According to lore, masala chai’s history began thousands of years ago in an ancient royal court. Some legends say it was created 9000 years ago, while others say it was 5000 years ago. Some say the court was located in what is now India, while others attribute masala chai to Thai origins. Regardless, it is said that a king created it as a cleansing, vivifying Ayurvedic beverage.

Even early on, masala chai was made with a wide range of spices and prepared with many different methods. It was served hot or cold as a remedy for mild ailments. At this time, the spicy-sweet drink known as “masala chai” did not contain any tealeaves and was caffeine-free.

Black Tea’s Arrival


In 1835, the British set up tea plantations in Assam, India. The black teas produced there made their way into local masala chai recipes. This is the first appearance of masala chai as we know it, complete with spices, milk, sweetener and tea. However, this mixture lacked mass appeal, as tea was primarily an export and was too expensive for most Indians.

Mass Popularity in India


In the early 1900s, when the British-owned Indian Tea Association began to promote Indian tea consumption within India. Because black tea was the most expensive ingredient, vendors used milk, sugar and spices to keep their brews flavourful while keeping costs down.

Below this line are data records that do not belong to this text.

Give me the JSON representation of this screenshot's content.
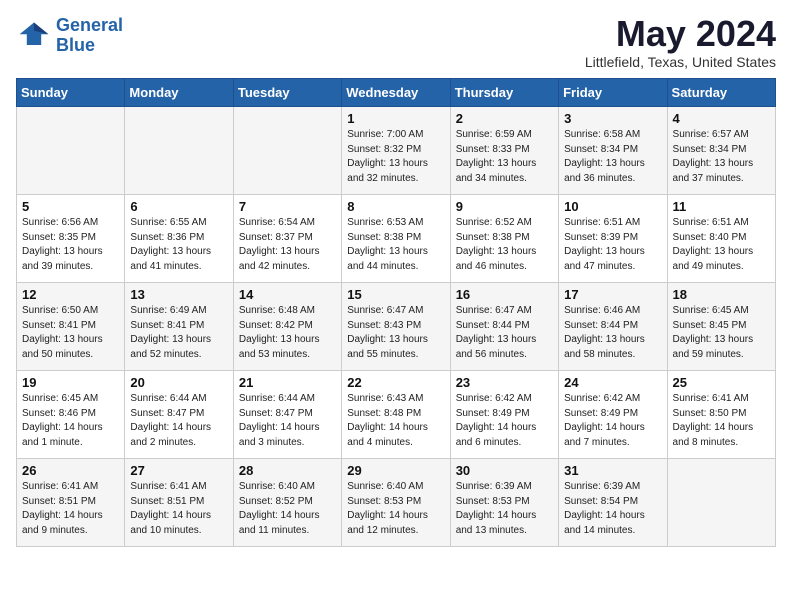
{
  "header": {
    "logo_line1": "General",
    "logo_line2": "Blue",
    "month": "May 2024",
    "location": "Littlefield, Texas, United States"
  },
  "weekdays": [
    "Sunday",
    "Monday",
    "Tuesday",
    "Wednesday",
    "Thursday",
    "Friday",
    "Saturday"
  ],
  "weeks": [
    [
      {
        "day": "",
        "info": ""
      },
      {
        "day": "",
        "info": ""
      },
      {
        "day": "",
        "info": ""
      },
      {
        "day": "1",
        "info": "Sunrise: 7:00 AM\nSunset: 8:32 PM\nDaylight: 13 hours\nand 32 minutes."
      },
      {
        "day": "2",
        "info": "Sunrise: 6:59 AM\nSunset: 8:33 PM\nDaylight: 13 hours\nand 34 minutes."
      },
      {
        "day": "3",
        "info": "Sunrise: 6:58 AM\nSunset: 8:34 PM\nDaylight: 13 hours\nand 36 minutes."
      },
      {
        "day": "4",
        "info": "Sunrise: 6:57 AM\nSunset: 8:34 PM\nDaylight: 13 hours\nand 37 minutes."
      }
    ],
    [
      {
        "day": "5",
        "info": "Sunrise: 6:56 AM\nSunset: 8:35 PM\nDaylight: 13 hours\nand 39 minutes."
      },
      {
        "day": "6",
        "info": "Sunrise: 6:55 AM\nSunset: 8:36 PM\nDaylight: 13 hours\nand 41 minutes."
      },
      {
        "day": "7",
        "info": "Sunrise: 6:54 AM\nSunset: 8:37 PM\nDaylight: 13 hours\nand 42 minutes."
      },
      {
        "day": "8",
        "info": "Sunrise: 6:53 AM\nSunset: 8:38 PM\nDaylight: 13 hours\nand 44 minutes."
      },
      {
        "day": "9",
        "info": "Sunrise: 6:52 AM\nSunset: 8:38 PM\nDaylight: 13 hours\nand 46 minutes."
      },
      {
        "day": "10",
        "info": "Sunrise: 6:51 AM\nSunset: 8:39 PM\nDaylight: 13 hours\nand 47 minutes."
      },
      {
        "day": "11",
        "info": "Sunrise: 6:51 AM\nSunset: 8:40 PM\nDaylight: 13 hours\nand 49 minutes."
      }
    ],
    [
      {
        "day": "12",
        "info": "Sunrise: 6:50 AM\nSunset: 8:41 PM\nDaylight: 13 hours\nand 50 minutes."
      },
      {
        "day": "13",
        "info": "Sunrise: 6:49 AM\nSunset: 8:41 PM\nDaylight: 13 hours\nand 52 minutes."
      },
      {
        "day": "14",
        "info": "Sunrise: 6:48 AM\nSunset: 8:42 PM\nDaylight: 13 hours\nand 53 minutes."
      },
      {
        "day": "15",
        "info": "Sunrise: 6:47 AM\nSunset: 8:43 PM\nDaylight: 13 hours\nand 55 minutes."
      },
      {
        "day": "16",
        "info": "Sunrise: 6:47 AM\nSunset: 8:44 PM\nDaylight: 13 hours\nand 56 minutes."
      },
      {
        "day": "17",
        "info": "Sunrise: 6:46 AM\nSunset: 8:44 PM\nDaylight: 13 hours\nand 58 minutes."
      },
      {
        "day": "18",
        "info": "Sunrise: 6:45 AM\nSunset: 8:45 PM\nDaylight: 13 hours\nand 59 minutes."
      }
    ],
    [
      {
        "day": "19",
        "info": "Sunrise: 6:45 AM\nSunset: 8:46 PM\nDaylight: 14 hours\nand 1 minute."
      },
      {
        "day": "20",
        "info": "Sunrise: 6:44 AM\nSunset: 8:47 PM\nDaylight: 14 hours\nand 2 minutes."
      },
      {
        "day": "21",
        "info": "Sunrise: 6:44 AM\nSunset: 8:47 PM\nDaylight: 14 hours\nand 3 minutes."
      },
      {
        "day": "22",
        "info": "Sunrise: 6:43 AM\nSunset: 8:48 PM\nDaylight: 14 hours\nand 4 minutes."
      },
      {
        "day": "23",
        "info": "Sunrise: 6:42 AM\nSunset: 8:49 PM\nDaylight: 14 hours\nand 6 minutes."
      },
      {
        "day": "24",
        "info": "Sunrise: 6:42 AM\nSunset: 8:49 PM\nDaylight: 14 hours\nand 7 minutes."
      },
      {
        "day": "25",
        "info": "Sunrise: 6:41 AM\nSunset: 8:50 PM\nDaylight: 14 hours\nand 8 minutes."
      }
    ],
    [
      {
        "day": "26",
        "info": "Sunrise: 6:41 AM\nSunset: 8:51 PM\nDaylight: 14 hours\nand 9 minutes."
      },
      {
        "day": "27",
        "info": "Sunrise: 6:41 AM\nSunset: 8:51 PM\nDaylight: 14 hours\nand 10 minutes."
      },
      {
        "day": "28",
        "info": "Sunrise: 6:40 AM\nSunset: 8:52 PM\nDaylight: 14 hours\nand 11 minutes."
      },
      {
        "day": "29",
        "info": "Sunrise: 6:40 AM\nSunset: 8:53 PM\nDaylight: 14 hours\nand 12 minutes."
      },
      {
        "day": "30",
        "info": "Sunrise: 6:39 AM\nSunset: 8:53 PM\nDaylight: 14 hours\nand 13 minutes."
      },
      {
        "day": "31",
        "info": "Sunrise: 6:39 AM\nSunset: 8:54 PM\nDaylight: 14 hours\nand 14 minutes."
      },
      {
        "day": "",
        "info": ""
      }
    ]
  ]
}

Masala chai's popularity spread


Masala chai became even more popular in India in the 1960s, when a mechanized form of tea production called "CTC" made black tea affordable for the Indian masses. CTC (or "Crush, Tear, Curl") tea lacks the nuances that many crave in an unadorned cup of tea, but it does have a bold, tannic flavour that made it a tasty foil to masala chai’s sweet, creamy and spicy notes. For this reason, CTC masala chai remains a staple in many parts of India.

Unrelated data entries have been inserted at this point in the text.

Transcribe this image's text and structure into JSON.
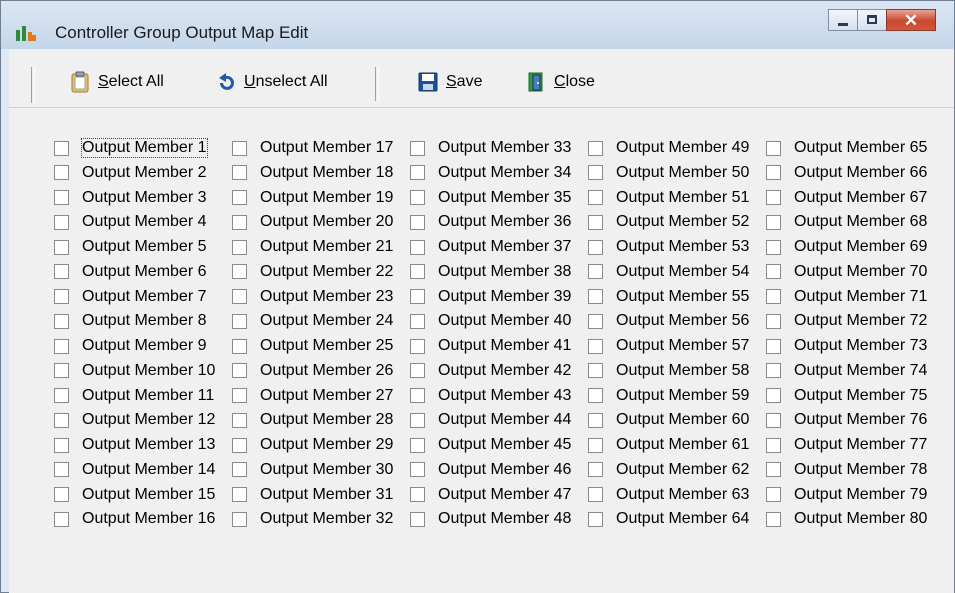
{
  "window": {
    "title": "Controller Group Output Map Edit",
    "controls": {
      "minimize": "minimize",
      "maximize": "maximize",
      "close": "✕"
    }
  },
  "toolbar": {
    "select_all": "Select All",
    "unselect_all": "Unselect All",
    "save": "Save",
    "close": "Close"
  },
  "members": [
    "Output Member 1",
    "Output Member 2",
    "Output Member 3",
    "Output Member 4",
    "Output Member 5",
    "Output Member 6",
    "Output Member 7",
    "Output Member 8",
    "Output Member 9",
    "Output Member 10",
    "Output Member 11",
    "Output Member 12",
    "Output Member 13",
    "Output Member 14",
    "Output Member 15",
    "Output Member 16",
    "Output Member 17",
    "Output Member 18",
    "Output Member 19",
    "Output Member 20",
    "Output Member 21",
    "Output Member 22",
    "Output Member 23",
    "Output Member 24",
    "Output Member 25",
    "Output Member 26",
    "Output Member 27",
    "Output Member 28",
    "Output Member 29",
    "Output Member 30",
    "Output Member 31",
    "Output Member 32",
    "Output Member 33",
    "Output Member 34",
    "Output Member 35",
    "Output Member 36",
    "Output Member 37",
    "Output Member 38",
    "Output Member 39",
    "Output Member 40",
    "Output Member 41",
    "Output Member 42",
    "Output Member 43",
    "Output Member 44",
    "Output Member 45",
    "Output Member 46",
    "Output Member 47",
    "Output Member 48",
    "Output Member 49",
    "Output Member 50",
    "Output Member 51",
    "Output Member 52",
    "Output Member 53",
    "Output Member 54",
    "Output Member 55",
    "Output Member 56",
    "Output Member 57",
    "Output Member 58",
    "Output Member 59",
    "Output Member 60",
    "Output Member 61",
    "Output Member 62",
    "Output Member 63",
    "Output Member 64",
    "Output Member 65",
    "Output Member 66",
    "Output Member 67",
    "Output Member 68",
    "Output Member 69",
    "Output Member 70",
    "Output Member 71",
    "Output Member 72",
    "Output Member 73",
    "Output Member 74",
    "Output Member 75",
    "Output Member 76",
    "Output Member 77",
    "Output Member 78",
    "Output Member 79",
    "Output Member 80"
  ],
  "checked": [],
  "focused_member": "Output Member 1",
  "colors": {
    "accent": "#1e5aa8",
    "close_button": "#c8492f"
  }
}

As the worldwide popularity of masala chai grew, so did the number of variations of it. For example:

  • Indian masala chai is usually sweetened with a form of local, unrefined cane sugar called jaggery, but elsewhere it is sweetened with more widely available sweeteners. In the U.S., cane sugar and honey are popular sweeteners for masala chai.
  • In India and most of the rest of the world, masala chai is made with black tea. In Kashmir, gunpowder green tea is used instead of black tea. Many American tearooms use loose-leaf black tea instead of CTC. Some caffeine-free versions of chai contain rooibos instead of black tea.
  • The milk in Indian chai is usually whole milk. Worldwide, some people prefer skim milk, soymilk or other non-dairy options, and some American coffeehouses use vanilla ice cream to make frozen chai.
  • In India, masala chai is made from scratch with fresh ginger and just-ground spices. In the U.S., it is widely available as a syrup concentrate (common in coffeehouses) and as a tea 'blend' with dried spices, but it rarely made from scratch.

In America, the ingredients and preparation methods aren’t the only variations. The name "masala chai" shifted to "chai" or even "chai tea".'Since "masala chai" means "spiced tea", "chai" means, simply, "tea". Worse yet, "chai tea" means "tea tea". However, the spread to America isn’t completely bad – many teahouses are serving up very high quality, loose-leaf masala chai as consumer expectations of tea continue to rise.

In recent years, chai tea lattes and a masala-flavoured drink called dirty chai have both become popular in many coffee shops in the West.